NVIDIA has launched the Jetson T2000 and T3000 modules as compact, mainstream options that deliver high AI computing power for edge and robotics use cases while reducing size and cost compared to last year’s T4000 and T5000 models.
The Jetson Thor T3000 module, along with its industrial variant IGX Thor T3000 that adds functional safety features, supports up to 865 FP4 TFLOPS of AI calculation power. It integrates a 1536-core NVIDIA Blackwell GPU, an eight-core Arm Neoverse CPU, 32GB of LPDDR5X memory with bandwidth reaching 273GB/s, and 25 GbE network connectivity.
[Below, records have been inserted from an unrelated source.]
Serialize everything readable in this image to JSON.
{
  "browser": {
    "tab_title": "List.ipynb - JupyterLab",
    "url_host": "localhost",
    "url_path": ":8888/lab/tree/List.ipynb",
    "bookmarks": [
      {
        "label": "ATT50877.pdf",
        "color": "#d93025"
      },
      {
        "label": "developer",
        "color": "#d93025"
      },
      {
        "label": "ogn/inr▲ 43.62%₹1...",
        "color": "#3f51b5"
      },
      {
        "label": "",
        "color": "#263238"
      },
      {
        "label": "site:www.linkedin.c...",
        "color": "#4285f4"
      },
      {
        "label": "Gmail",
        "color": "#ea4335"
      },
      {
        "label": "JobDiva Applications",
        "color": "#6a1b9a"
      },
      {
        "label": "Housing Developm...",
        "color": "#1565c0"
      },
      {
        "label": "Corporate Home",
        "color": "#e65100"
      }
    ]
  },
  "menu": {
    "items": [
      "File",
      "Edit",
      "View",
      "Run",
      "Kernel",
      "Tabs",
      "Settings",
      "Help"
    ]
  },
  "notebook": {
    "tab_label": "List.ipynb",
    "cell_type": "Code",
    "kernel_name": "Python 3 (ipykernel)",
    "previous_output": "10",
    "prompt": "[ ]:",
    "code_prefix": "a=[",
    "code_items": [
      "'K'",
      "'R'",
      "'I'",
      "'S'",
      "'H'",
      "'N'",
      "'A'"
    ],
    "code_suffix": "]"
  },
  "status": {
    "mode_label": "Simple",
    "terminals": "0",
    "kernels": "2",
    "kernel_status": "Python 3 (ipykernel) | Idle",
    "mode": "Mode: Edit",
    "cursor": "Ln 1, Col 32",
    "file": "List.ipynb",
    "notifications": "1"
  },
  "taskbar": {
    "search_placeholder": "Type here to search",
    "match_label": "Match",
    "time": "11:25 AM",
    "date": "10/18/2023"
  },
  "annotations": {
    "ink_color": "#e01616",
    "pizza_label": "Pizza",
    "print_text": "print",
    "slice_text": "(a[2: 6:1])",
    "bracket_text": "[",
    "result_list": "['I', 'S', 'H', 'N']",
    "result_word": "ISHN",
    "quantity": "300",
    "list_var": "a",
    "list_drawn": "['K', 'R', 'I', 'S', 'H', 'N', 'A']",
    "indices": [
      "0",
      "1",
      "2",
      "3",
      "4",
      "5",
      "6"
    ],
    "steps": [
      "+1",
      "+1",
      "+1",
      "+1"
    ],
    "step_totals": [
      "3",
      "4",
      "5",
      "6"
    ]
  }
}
Meanwhile, the Jetson Thor T2000 delivers up to 400 FP4 TFLOPS, equipped with a 1024-core Blackwell GPU, 16GB LPDDR5 memory at 137GB/s, and dual 10 GbE ports.
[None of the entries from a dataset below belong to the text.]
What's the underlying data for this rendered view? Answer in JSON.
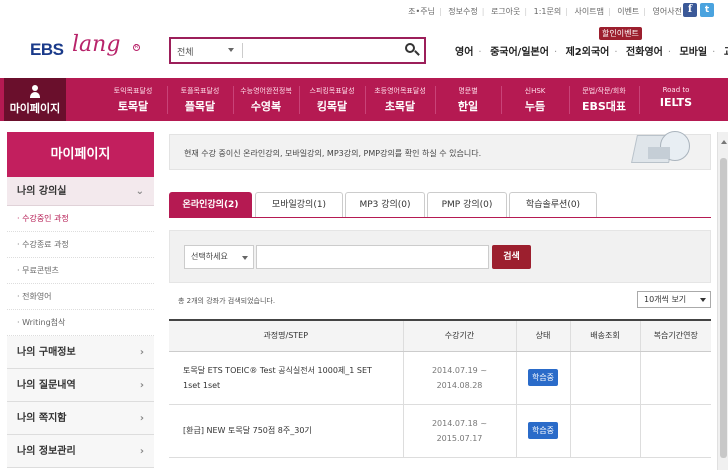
{
  "util_links": [
    "조•주님",
    "정보수정",
    "로그아웃",
    "1:1문의",
    "사이트맵",
    "이벤트",
    "영어사전"
  ],
  "logo": {
    "brand": "EBS",
    "sub": "lang",
    "reg": "R"
  },
  "search": {
    "scope": "전체",
    "value": ""
  },
  "categories": [
    "영어",
    "중국어/일본어",
    "제2외국어",
    "전화영어",
    "모바일",
    "교재"
  ],
  "promo": "할인이벤트",
  "gnb": [
    {
      "small": "",
      "big": "마이페이지"
    },
    {
      "small": "토익목표달성",
      "big": "토목달"
    },
    {
      "small": "토플목표달성",
      "big": "플목달"
    },
    {
      "small": "수능영어완전정복",
      "big": "수영복"
    },
    {
      "small": "스피킹목표달성",
      "big": "킹목달"
    },
    {
      "small": "초등영어목표달성",
      "big": "초목달"
    },
    {
      "small": "명문별",
      "big": "한일"
    },
    {
      "small": "신HSK",
      "big": "누듬"
    },
    {
      "small": "문법/작문/회화",
      "big": "EBS대표"
    },
    {
      "small": "Road to",
      "big": "IELTS"
    }
  ],
  "sidebar": {
    "title": "마이페이지",
    "open_menu": "나의 강의실",
    "sub_items": [
      "수강중인 과정",
      "수강종료 과정",
      "무료콘텐츠",
      "전화영어",
      "Writing첨삭"
    ],
    "menus": [
      "나의 구매정보",
      "나의 질문내역",
      "나의 쪽지함",
      "나의 정보관리"
    ]
  },
  "notice": "현재 수강 중이신 온라인강의, 모바일강의, MP3강의, PMP강의를 확인 하실 수 있습니다.",
  "tabs": [
    "온라인강의(2)",
    "모바일강의(1)",
    "MP3 강의(0)",
    "PMP 강의(0)",
    "학습솔루션(0)"
  ],
  "filter": {
    "select": "선택하세요",
    "button": "검색"
  },
  "count_text": "총 2개의 강좌가 검색되었습니다.",
  "per_page": "10개씩 보기",
  "table": {
    "headers": [
      "과정명/STEP",
      "수강기간",
      "상태",
      "배송조회",
      "복습기간연장"
    ],
    "rows": [
      {
        "name1": "토목달 ETS TOEIC® Test 공식실전서 1000제_1 SET",
        "name2": "1set 1set",
        "start": "2014.07.19 ~",
        "end": "2014.08.28",
        "status": "학습중"
      },
      {
        "name1": "[환급] NEW 토목달 750점 8주_30기",
        "name2": "",
        "start": "2014.07.18 ~",
        "end": "2015.07.17",
        "status": "학습중"
      }
    ]
  }
}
Both modules measure approximately half the size of previous T4000 and T5000 units, making them suitable for space-constrained applications. Power consumption is expected to be roughly half that of the T5000, though official figures are yet to be confirmed.
NVIDIA positions the T3000 as an efficient alternative for workloads involving multimodal AI models—such as large language models (LLMs), vision-language models (VLMs), and world foundation models—offering similar inference performance as the larger T5000 while reducing hardware expenses, especially amid rising memory costs.
The company’s Edge AI portfolio now spans a wide range of capabilities, from the entry-level Jetson Orin Nano with 70 TOPS, through the new T2000 and T3000 modules, up to the high-end T5000 with 2070 TOPS. Developers won’t have dedicated development kits for the T2000 or T3000; however, they can simulate these modules’ performance using the existing Jetson AGX Thor developer kit.
Networking capabilities differ across models, with the T2000 featuring dual 10 GbE ports, while T3000 supports a single 25 GbE connection. Memory capacity and CPU cores also increase from the T2000 to the T3000, reflecting their targeted application ranges.